Nielsen also believes that the move could happen rather soon.

Rob Nielsen, Standard-Examiner
Like a scene from another era, people walk the platforms of Union Station in Ogden alongside passenger cars accompanying the Union Pacific's Big Boy during its Westward Bound Tour on Saturday, July 20, 2024.
“I think, within the next five years, it’s very likely the FrontRunner station will be in the process of getting moved back, whether we’re in the final planning or staging portion preparing for construction,” he said. “(Mayor Ben Nadolski) has said that this is one of his priorities and he’s got our partners at UTA to say, ‘Yep, that’s important to them as well.’ It’s our job to work through those issues and nuances of what does that take, but we see that in the real near future.”
While regional travel is on Union Station’s near-term radar, officials are also looking at the prospect of returning intercity rail travel to the station for the first time in nearly three decades.
For years, a huge chunk of the passenger trains connecting the American Midwest to the West Coast — with the exception of those using far-flung transcontinental lines in the northern and southern tiers of the country — had a stop in Ogden.
Even after the transition from private rail to Amtrak in 1971, Ogden still hosted intercity services.
Originally served by Amtrak’s City of San Francisco/San Francisco Zephyr before its rerouting through Colorado and central Utah in 1983, Ogden would also play host to a stop on Amtrak’s Pioneer, which ran from Seattle to Salt Lake City starting in 1977.
The Pioneer service would evolve over the years, including extending its eastern terminus to Chicago by linking with the California Zephyr and rerouting to turn east at Ogden and serve southern Wyoming before joining the Zephyr at Denver.
The service was cancelled in May 1997 alongside another regional Amtrak train, the Desert Wind, which connected Salt Lake City to Los Angeles via Las Vegas.
While there have been efforts since to study a return of the Pioneer, one of the most promising among them came out in January in the form of the Federal Railroad Administration’s “Amtrak Daily Long-Distance Service Study Report to Congress” released in January.

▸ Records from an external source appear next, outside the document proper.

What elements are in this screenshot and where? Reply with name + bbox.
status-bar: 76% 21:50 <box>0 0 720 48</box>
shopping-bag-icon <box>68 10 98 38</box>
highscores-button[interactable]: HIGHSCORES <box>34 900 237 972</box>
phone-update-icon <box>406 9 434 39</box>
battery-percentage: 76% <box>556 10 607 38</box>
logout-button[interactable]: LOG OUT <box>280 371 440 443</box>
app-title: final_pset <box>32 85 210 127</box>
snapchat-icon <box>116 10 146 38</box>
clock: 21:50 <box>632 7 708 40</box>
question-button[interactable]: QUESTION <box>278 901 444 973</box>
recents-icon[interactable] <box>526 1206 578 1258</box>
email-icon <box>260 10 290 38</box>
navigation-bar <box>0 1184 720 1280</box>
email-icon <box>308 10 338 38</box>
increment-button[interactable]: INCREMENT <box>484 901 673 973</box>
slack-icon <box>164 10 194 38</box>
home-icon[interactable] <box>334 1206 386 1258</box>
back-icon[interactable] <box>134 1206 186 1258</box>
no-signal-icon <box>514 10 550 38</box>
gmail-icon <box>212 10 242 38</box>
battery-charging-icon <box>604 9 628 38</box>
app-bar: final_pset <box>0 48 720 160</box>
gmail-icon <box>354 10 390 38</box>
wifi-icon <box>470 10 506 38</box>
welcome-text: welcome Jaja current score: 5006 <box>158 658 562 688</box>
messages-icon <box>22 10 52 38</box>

Among other recommendations, the report recommends reviving the Pioneer.
Nielsen said that the city needs to reach out to the relevant parties to make a return to service happen.
“It takes us going to Amtrak and Union Pacific right now and having that foresight and having those conversations,” he said. “We’ve tried to engage the Amtrak stations group in conjunction with some of our legislative helpers.”
Nadolski said the city is engaging with other entities more aggressively than in the past.
“We were at a point where there were studies happening around, ‘Where are these routes going to take place,’ and we were not in the conversation a year or two ago,” he said. “We want to make sure things are passing through Ogden, if possible, for passenger rail. Because of the complexity of the federal government and bureaucracy, that’s not something we just have access to and know how to penetrate. That’s why it’s important that our congressional delegation is a partner in all of this. We do have lobbying efforts and we engage at the state legislative level and we engage at the congressional level. Congressman Burgess Owens and Sen. John Curtis have been really helpful in helping to make sure that Ogden gets placed in those studies as specific points of interest and that the routes are considering Ogden. There was a time when we were not considered; now we are in the study and on the map as points to pass through.”
Nielsen said, while there’s hope, Amtrak’s future in Ogden is still a big unknown at this time.
“We would love to have something before the Olympics, but we don’t know the likelihood of something like that,” he said.